On the surface running your own in-house stack can seem like a cheaper, less involved option. Factoring hidden costs of hiring and managing an SRE team to operate the platform, increased cost of isolated infrastructure and developing enablement and training
Which gets me thinking about the massive lift it takes to operate and scale a highly available real-time monitoring and observability platform. Taking into account the money spent to hire, train and retain site reliability engineers to maintain the in-house system plus having to create training and enablement from scratch, there are a lot of hidden costs to building and operating your own observability stack.
Another consideration is the vendor itself; when did their messaging shift to observability? Did they start as a traditional monitoring company? Are you locked into a massive bill because of proprietary instrumentation?
In a cloud native environment, the sheer amount of telemetry generated is overwhelming and duplicating data can be one factor contributing to a sky-high bill. Eric Mustin put it best in his “Notes on Vendor Neutral Observability”
“If users are collecting the same error and stack trace via a span event, a RED metric, a log, and an error tracking Event, they should expect to be billed for it 4 different times. It’s up to them to take the time and curate the amount of data they emit and how they emit it.”

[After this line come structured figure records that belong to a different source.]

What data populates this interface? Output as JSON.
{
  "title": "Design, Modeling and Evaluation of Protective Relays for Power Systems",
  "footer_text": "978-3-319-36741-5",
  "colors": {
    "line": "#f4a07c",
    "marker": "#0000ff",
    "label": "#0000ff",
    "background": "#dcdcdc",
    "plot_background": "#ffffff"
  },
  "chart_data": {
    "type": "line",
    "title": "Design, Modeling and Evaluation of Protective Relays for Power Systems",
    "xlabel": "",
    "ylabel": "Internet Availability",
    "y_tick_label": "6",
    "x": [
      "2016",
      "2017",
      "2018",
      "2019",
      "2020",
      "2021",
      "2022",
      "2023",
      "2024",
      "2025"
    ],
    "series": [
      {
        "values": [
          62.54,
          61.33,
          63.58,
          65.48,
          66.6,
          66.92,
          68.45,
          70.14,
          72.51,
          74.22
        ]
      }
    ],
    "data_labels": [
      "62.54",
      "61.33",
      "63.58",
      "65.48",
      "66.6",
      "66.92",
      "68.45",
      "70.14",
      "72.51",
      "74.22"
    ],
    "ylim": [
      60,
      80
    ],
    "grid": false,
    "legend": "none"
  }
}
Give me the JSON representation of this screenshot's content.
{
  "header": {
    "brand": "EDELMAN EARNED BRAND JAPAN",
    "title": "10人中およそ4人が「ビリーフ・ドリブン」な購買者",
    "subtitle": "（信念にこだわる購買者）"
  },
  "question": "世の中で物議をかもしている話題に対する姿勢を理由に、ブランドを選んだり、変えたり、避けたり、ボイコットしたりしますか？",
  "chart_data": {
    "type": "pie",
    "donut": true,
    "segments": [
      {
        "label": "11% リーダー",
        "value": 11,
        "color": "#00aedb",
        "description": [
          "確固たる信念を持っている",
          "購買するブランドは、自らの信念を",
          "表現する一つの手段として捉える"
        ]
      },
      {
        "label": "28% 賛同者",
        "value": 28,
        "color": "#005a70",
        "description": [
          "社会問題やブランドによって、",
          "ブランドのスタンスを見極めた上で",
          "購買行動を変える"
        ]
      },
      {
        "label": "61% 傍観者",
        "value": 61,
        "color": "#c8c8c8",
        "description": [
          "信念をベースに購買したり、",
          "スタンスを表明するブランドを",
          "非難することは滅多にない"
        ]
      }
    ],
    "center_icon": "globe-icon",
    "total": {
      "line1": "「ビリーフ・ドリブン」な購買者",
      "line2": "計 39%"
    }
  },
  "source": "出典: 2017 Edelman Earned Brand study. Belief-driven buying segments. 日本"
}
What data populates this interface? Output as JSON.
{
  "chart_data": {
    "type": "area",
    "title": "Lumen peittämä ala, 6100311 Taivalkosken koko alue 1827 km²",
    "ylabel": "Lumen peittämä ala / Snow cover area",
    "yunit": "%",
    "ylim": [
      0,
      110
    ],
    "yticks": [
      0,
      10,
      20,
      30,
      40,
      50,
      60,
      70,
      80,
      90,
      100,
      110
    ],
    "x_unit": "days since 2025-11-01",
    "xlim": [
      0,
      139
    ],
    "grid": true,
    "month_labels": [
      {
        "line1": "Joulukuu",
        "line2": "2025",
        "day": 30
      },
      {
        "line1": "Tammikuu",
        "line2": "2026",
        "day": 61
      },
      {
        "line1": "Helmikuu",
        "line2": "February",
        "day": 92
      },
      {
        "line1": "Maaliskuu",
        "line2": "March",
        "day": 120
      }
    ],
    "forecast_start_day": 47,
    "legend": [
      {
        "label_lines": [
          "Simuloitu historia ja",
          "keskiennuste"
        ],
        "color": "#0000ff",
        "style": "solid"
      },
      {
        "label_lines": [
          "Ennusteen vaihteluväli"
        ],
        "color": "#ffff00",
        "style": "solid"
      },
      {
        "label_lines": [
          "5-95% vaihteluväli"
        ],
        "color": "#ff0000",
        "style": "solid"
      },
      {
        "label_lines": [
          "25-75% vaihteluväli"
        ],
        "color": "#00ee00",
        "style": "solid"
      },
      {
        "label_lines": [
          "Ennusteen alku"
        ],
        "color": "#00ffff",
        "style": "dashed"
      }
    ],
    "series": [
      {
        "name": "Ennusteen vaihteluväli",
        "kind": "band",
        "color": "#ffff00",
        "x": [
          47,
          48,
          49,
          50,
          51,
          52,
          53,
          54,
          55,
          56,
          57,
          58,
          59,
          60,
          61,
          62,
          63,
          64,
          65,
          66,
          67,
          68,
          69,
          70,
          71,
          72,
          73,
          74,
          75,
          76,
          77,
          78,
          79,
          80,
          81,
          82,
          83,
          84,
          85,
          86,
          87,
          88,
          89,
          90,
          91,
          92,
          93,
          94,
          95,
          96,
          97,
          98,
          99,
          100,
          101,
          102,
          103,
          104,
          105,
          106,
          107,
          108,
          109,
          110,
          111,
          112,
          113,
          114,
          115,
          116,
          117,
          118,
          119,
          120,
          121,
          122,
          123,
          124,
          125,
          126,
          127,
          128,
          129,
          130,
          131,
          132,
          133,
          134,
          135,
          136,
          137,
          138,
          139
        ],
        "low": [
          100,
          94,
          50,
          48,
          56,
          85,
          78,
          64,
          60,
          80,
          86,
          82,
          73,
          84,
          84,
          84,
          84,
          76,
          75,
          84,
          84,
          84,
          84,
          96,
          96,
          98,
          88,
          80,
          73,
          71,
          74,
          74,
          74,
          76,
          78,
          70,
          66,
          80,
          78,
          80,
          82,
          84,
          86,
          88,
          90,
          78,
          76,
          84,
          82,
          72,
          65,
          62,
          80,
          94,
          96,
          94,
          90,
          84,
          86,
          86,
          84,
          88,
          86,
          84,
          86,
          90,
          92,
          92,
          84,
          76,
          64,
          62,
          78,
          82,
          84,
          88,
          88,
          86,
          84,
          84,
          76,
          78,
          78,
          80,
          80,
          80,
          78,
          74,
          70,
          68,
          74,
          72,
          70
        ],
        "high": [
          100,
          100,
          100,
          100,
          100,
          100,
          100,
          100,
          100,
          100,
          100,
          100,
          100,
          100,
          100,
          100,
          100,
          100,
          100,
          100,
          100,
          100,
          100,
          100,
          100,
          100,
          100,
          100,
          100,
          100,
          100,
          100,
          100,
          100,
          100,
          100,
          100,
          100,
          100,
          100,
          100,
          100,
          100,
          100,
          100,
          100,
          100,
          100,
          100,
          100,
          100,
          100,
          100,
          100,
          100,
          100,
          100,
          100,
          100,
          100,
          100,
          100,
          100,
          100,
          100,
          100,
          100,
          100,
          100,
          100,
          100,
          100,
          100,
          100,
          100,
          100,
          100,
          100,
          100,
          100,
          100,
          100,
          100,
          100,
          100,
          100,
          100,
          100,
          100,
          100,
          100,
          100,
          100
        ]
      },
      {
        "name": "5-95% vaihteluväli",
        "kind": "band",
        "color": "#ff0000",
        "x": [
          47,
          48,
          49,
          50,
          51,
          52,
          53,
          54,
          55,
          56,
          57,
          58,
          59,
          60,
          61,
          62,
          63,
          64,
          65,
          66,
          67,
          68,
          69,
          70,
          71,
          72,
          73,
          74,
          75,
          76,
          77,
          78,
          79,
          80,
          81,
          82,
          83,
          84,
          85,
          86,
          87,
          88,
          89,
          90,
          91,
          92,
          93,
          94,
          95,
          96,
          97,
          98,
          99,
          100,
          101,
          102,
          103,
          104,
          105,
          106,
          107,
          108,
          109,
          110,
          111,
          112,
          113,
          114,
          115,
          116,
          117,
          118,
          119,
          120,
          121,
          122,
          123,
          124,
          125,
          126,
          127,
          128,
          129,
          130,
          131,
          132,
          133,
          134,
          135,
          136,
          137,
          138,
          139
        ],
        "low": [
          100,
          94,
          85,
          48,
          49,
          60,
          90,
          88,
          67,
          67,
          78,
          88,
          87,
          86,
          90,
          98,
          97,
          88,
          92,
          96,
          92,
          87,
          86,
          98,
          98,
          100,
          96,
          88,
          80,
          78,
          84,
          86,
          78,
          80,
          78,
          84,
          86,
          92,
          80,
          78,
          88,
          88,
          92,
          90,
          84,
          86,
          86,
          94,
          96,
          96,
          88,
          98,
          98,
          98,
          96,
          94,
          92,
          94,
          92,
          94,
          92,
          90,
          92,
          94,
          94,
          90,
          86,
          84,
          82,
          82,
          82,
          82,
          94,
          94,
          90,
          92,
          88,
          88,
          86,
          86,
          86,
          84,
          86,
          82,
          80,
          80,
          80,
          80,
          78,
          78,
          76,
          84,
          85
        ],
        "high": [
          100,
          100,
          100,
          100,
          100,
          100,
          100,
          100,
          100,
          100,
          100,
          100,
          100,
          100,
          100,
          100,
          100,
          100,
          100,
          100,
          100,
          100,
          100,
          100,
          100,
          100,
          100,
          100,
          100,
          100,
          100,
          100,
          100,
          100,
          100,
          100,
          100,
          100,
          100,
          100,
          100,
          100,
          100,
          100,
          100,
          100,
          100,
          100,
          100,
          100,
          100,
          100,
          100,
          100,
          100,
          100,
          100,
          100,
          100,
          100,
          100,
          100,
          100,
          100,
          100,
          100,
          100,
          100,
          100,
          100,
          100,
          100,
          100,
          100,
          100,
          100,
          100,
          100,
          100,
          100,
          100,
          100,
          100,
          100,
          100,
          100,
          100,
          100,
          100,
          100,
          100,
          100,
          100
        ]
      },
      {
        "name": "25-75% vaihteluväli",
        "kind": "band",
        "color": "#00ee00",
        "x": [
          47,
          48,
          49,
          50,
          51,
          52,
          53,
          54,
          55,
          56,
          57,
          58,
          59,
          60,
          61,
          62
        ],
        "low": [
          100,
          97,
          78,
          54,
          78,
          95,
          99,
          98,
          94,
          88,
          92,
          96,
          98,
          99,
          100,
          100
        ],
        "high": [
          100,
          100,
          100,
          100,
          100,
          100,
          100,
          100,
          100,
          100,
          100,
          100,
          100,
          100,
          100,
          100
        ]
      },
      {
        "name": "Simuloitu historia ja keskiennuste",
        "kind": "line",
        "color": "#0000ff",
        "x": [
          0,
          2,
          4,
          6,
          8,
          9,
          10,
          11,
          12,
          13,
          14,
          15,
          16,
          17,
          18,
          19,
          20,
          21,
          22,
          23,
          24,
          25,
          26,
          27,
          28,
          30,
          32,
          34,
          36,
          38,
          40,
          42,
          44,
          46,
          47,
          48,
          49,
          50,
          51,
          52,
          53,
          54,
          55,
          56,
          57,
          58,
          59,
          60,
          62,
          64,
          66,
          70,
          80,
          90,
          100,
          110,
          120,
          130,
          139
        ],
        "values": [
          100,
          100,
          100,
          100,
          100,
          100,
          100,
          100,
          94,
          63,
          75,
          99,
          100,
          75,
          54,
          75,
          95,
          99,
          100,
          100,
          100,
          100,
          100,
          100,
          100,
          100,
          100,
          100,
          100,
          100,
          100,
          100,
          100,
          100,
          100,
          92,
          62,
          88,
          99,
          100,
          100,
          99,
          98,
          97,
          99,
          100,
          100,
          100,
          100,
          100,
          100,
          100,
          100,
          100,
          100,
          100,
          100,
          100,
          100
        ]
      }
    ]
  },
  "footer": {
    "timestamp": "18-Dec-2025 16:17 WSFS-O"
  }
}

In terms of the cost of observability, it’s important to factor both the concrete costs of data access and storage with the hidden costs of staffing a team to operate an in-house stack.
Conclusion
All right so we’ve got full agreement?
Observability is how well someone can understand their system by using signals generated by instrumentation.
Observability is not monitoring and engineers are feeling the pain of status quo implementations. More than the telemetry you emit and even the tooling you use, it is about including and empowering the human operator in the loop and a holistic telemetry strategy that can combat the high cost of telemetry at scale.
Now that we’ve settled that, let’s tackle platform engineering next.